Define B to be the set of all completed interviews of individuals/couples z, and let 1[l ∊ B] = 1 if selected household h in stratum i and cluster j had a completed interview(s) of the lth individual/couple, and 0 otherwise; this is also 0 if there is no eligible woman/male/couple in the household.

Then let

$$ {T}^z={\sum}_{i=1}^I{\sum}_{j=1}^{J_i}{\sum}_{h=1}^{H_{ij}}{\sum}_{l=1}^{Lijh}1\left[l\in B\right]\times {x}_{ij h}^z, $$

and

$$ {w}_{ijh}^z=\frac{x_{ijh}^z\ {n}^z}{T^z}. $$

Obtaining the Couple Weight From \( {w}_{ijh}^h \) and \( {r}_i^c \)

With the DHS data files that are publicly available, the original sampling probabilities are not given. Thus, in deriving the couple weight for these data, the normalized household weight must be used as the starting point. Using this weight then,

$$ {w}_{ij h}^h=\frac{n^h\times {x}_{ij h}^h}{T^h}={n}^h\times \frac{1}{p_{ij}^1\times {p}_{ij h}^2\times {r}_i^h\ }/{T}^h. $$

As described in the text, we invert this and multiply by \( {r}_i^c \) and a constant k = (p³ × n^h / T^h); that is,

\( k\times {r}_i^c\times \left(1/{w}_{ij h}^h\right)={p}_{ij}^1\times {p}_{ij k}^2\times {p}^3\times {r}_i^h\times {r}_i^c=1/{x}_{ij h}^c. \)So now for couples, the normalized weight will be

$$ {w}_{ijh}^c={x}_{ijh}^c\ {n}^c/{T}^c, $$

which by definition will sum across the entire completed sample of couples, to n^c.
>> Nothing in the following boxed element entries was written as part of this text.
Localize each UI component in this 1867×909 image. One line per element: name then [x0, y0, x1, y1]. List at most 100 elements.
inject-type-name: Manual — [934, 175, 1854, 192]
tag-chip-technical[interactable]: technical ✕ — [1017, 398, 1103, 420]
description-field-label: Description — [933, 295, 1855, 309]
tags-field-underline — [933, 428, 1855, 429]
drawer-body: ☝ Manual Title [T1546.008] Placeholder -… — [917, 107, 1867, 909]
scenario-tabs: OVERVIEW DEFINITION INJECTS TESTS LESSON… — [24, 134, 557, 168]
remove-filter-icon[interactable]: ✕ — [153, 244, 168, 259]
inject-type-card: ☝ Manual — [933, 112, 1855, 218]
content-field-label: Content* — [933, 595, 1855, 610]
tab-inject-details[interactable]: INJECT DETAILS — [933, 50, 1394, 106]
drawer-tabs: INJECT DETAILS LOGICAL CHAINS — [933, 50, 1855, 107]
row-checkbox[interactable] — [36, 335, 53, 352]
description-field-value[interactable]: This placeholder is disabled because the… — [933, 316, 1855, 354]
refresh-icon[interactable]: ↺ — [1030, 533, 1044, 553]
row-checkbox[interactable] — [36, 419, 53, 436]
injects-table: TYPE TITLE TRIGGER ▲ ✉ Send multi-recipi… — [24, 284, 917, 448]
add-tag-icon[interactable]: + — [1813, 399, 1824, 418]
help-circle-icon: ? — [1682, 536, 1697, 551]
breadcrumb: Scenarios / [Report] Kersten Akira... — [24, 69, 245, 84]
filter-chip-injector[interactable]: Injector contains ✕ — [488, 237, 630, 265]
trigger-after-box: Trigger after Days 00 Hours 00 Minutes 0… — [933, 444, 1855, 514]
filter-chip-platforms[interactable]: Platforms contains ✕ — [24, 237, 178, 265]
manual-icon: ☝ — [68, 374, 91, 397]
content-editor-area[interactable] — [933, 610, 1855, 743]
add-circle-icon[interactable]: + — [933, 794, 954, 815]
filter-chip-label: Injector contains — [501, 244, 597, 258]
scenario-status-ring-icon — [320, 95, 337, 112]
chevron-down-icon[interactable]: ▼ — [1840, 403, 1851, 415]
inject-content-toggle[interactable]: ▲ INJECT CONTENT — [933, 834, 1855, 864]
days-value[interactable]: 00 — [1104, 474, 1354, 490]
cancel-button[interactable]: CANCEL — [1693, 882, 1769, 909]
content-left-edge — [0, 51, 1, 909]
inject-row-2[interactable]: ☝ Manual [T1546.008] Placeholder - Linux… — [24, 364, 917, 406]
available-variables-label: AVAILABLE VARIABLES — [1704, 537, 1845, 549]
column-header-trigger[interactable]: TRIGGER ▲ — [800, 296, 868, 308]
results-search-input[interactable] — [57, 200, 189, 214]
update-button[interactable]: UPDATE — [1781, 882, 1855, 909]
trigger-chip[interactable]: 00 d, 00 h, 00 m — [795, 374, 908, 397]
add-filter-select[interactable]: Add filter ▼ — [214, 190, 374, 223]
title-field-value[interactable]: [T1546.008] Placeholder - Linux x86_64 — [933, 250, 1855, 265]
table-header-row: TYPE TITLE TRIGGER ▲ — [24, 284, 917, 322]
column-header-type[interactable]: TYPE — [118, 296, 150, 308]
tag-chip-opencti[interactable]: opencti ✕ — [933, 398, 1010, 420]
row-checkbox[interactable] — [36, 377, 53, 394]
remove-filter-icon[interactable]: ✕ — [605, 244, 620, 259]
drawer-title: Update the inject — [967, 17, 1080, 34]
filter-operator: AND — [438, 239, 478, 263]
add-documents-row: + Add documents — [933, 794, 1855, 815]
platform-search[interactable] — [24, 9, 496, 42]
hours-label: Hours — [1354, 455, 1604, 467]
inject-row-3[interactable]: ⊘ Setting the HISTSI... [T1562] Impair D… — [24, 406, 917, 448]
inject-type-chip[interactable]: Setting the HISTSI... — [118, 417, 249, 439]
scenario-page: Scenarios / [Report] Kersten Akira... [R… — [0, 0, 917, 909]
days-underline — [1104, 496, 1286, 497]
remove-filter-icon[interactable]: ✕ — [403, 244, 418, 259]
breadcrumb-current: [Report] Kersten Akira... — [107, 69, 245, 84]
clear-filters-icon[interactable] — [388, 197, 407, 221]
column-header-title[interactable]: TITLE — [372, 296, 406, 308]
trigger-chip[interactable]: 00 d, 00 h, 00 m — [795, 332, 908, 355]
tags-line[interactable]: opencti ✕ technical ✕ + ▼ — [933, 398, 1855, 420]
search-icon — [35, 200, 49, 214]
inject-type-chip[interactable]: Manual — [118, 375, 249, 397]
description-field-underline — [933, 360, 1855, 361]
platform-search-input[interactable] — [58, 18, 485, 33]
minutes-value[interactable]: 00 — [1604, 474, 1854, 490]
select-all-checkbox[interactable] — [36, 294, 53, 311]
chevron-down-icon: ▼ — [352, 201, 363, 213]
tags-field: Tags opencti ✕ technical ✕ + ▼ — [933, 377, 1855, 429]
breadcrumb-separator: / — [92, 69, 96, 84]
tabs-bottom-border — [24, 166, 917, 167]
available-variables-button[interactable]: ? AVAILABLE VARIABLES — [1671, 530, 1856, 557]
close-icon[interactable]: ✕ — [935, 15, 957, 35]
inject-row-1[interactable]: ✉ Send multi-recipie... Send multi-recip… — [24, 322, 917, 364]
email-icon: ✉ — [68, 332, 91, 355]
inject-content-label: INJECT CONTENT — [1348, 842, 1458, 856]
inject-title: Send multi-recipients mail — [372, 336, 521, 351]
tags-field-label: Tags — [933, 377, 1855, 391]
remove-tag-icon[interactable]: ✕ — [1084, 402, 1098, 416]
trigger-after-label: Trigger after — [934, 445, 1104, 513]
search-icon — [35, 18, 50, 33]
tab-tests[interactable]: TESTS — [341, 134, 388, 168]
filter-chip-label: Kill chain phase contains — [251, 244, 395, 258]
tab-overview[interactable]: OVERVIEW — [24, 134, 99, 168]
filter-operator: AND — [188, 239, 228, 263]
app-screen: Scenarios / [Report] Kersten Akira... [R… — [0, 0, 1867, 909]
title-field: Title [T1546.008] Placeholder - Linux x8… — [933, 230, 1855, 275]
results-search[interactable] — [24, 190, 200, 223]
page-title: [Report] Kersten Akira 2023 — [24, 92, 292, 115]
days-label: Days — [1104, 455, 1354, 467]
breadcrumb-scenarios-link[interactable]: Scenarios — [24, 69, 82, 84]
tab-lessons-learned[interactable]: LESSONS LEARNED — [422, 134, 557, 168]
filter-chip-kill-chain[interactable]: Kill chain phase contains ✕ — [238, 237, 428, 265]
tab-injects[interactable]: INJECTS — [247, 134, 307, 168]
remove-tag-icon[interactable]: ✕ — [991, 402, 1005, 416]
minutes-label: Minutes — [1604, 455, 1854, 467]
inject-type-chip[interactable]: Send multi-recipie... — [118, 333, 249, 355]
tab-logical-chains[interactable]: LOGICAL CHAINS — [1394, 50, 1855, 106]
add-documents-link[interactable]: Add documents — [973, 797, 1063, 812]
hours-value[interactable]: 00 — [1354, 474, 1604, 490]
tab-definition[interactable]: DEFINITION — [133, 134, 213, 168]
In our analyses, we utilize women’s, men’s, and the couple weights as well as two proxy couple weights. The two proxies estimate the proportion of couples completed from information available on individual in-union persons. Specifically, following the Venn diagram of Fig. 1, information on couples in which both partners were nonrespondents is not available in the DHS survey data (other than in these 11 surveys). However, in virtually all DHS surveys, it is possible to enumerate wives whose husbands are nonrespondents and husbands whose wives are nonrespondents because spouse’s line number is given in the completed individual questionnaires. Thus, one proxy (ALT) adds these two numbers to the completed couples to form the denominator of the couple response rate—that is, the estimate of \( {r}_i^c \). For the other proxy (EST), the Chandra-Sekar–Deming method is used to estimate the number of couples in which both partners were nonrespondents, assuming independence of the probabilities of nonresponse.